But most of these predictions come from people who work in companies with a commercial interest in AI. It was remarkable that none of the researchers with whom we spoke for this article were willing to offer a definition of AGI. However, they were willing to point out how the current systems fail.
“I think Agi would be something that would be more robust, more stable – not necessarily smarter in general but more coherent in his capacities,” said Ariel Goldstein, a researcher at the Hebrew University of Jerusalem. “You would expect that a system that X and Y can do to do Z and T. Somehow these systems seem to be more fragmented in a certain way. Without being surprisingly good at one thing and then surprisingly bad in another thing that seems related.”
“I think that is a great distinction, this idea of generalizability,” neuroscientist Christa Baker repeated NC State University. “You can learn how to analyze logic in one atmosphere, but if you get a new circumstance, it's not as if you are an idiot now.”
Mariano Schain, a Google Engineer who has collaborated with Goldstein, focused on the possibilities that underlie this generalization. He mentioned both long-term and task-specific memory and the ability to use skills that have been developed in one task in different contexts.
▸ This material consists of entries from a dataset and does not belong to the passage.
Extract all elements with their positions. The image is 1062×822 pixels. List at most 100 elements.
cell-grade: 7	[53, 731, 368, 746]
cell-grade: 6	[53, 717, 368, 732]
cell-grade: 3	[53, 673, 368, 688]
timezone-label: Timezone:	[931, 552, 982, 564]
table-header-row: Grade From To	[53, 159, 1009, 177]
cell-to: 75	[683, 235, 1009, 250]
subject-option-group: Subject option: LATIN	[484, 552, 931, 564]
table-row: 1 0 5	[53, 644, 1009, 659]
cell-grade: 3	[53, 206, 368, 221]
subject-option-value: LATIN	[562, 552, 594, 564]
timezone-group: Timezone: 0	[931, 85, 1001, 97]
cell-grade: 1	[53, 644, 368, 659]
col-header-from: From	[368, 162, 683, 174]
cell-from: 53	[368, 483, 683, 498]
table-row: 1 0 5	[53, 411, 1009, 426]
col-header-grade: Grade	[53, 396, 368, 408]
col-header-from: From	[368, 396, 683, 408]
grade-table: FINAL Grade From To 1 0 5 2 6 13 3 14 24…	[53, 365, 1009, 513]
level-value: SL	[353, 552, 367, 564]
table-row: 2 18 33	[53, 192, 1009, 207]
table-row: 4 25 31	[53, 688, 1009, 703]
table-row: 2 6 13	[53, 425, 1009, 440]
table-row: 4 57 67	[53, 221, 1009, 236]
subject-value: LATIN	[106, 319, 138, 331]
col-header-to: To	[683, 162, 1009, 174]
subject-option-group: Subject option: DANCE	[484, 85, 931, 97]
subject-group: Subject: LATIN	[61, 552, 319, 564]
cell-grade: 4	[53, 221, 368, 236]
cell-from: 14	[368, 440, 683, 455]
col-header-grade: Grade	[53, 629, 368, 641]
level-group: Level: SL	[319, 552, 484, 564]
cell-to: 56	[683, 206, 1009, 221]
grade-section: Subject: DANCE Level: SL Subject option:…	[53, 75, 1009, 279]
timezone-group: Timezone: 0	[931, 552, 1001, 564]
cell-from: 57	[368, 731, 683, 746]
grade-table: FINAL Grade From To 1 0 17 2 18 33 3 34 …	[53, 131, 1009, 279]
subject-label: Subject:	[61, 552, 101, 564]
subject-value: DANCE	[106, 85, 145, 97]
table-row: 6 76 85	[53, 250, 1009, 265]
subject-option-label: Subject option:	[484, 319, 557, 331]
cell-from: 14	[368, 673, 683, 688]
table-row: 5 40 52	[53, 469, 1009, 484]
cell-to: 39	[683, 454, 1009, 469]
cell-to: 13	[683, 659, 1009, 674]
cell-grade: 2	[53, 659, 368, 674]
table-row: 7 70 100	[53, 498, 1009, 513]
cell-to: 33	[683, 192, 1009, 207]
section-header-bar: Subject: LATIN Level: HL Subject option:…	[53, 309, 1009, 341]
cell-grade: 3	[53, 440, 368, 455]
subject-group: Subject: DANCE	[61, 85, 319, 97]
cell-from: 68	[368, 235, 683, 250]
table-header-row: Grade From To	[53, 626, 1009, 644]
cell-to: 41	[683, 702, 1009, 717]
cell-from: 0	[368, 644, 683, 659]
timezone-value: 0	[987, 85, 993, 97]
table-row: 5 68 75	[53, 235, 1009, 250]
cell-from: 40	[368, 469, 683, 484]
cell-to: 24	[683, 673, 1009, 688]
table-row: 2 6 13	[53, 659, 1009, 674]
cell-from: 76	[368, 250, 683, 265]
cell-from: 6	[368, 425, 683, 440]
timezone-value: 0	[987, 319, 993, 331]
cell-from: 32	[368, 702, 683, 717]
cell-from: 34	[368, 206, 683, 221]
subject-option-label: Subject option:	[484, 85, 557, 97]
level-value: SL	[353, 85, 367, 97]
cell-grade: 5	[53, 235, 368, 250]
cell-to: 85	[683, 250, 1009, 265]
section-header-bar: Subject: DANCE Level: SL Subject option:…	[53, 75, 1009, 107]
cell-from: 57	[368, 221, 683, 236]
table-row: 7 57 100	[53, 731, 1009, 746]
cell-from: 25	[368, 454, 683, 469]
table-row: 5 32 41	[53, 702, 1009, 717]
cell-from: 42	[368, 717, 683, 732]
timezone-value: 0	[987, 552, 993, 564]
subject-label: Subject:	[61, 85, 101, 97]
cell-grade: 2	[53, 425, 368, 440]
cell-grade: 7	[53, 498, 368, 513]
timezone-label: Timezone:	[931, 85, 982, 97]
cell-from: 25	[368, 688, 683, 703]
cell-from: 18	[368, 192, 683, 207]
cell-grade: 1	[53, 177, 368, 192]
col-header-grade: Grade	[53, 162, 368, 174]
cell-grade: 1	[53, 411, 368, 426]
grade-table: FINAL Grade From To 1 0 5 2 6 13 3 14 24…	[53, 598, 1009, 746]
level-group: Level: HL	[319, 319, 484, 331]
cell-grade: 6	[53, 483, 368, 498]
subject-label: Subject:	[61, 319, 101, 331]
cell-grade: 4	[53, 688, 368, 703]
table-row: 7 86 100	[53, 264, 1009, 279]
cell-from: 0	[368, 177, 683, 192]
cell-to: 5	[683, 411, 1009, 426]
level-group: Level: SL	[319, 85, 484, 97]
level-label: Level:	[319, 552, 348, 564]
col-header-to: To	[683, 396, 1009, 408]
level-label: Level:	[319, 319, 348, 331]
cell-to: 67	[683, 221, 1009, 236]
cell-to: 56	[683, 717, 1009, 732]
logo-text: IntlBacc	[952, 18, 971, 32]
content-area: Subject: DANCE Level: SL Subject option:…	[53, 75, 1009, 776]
These are limited to non-not-dollar in existing AI systems.
In addition to those specific limits, Baker noted that “there has long been this very human -focused idea of intelligence that only people are intelligent.” That has disappeared within the scientific community, because we have studied more about animal behavior. But there is still a bias to privilege human -like behavior, such as the human reactions generated by large language models
The fruit flies that Baker studies can integrate can integrate multiple types of sensory information, arrange four pairs of limbs, navigate complex environments, meet their own energy needs, produce new generations of brains and more. And they all do that with brains that contain fewer than 150,000 neurons, much less than current large language models.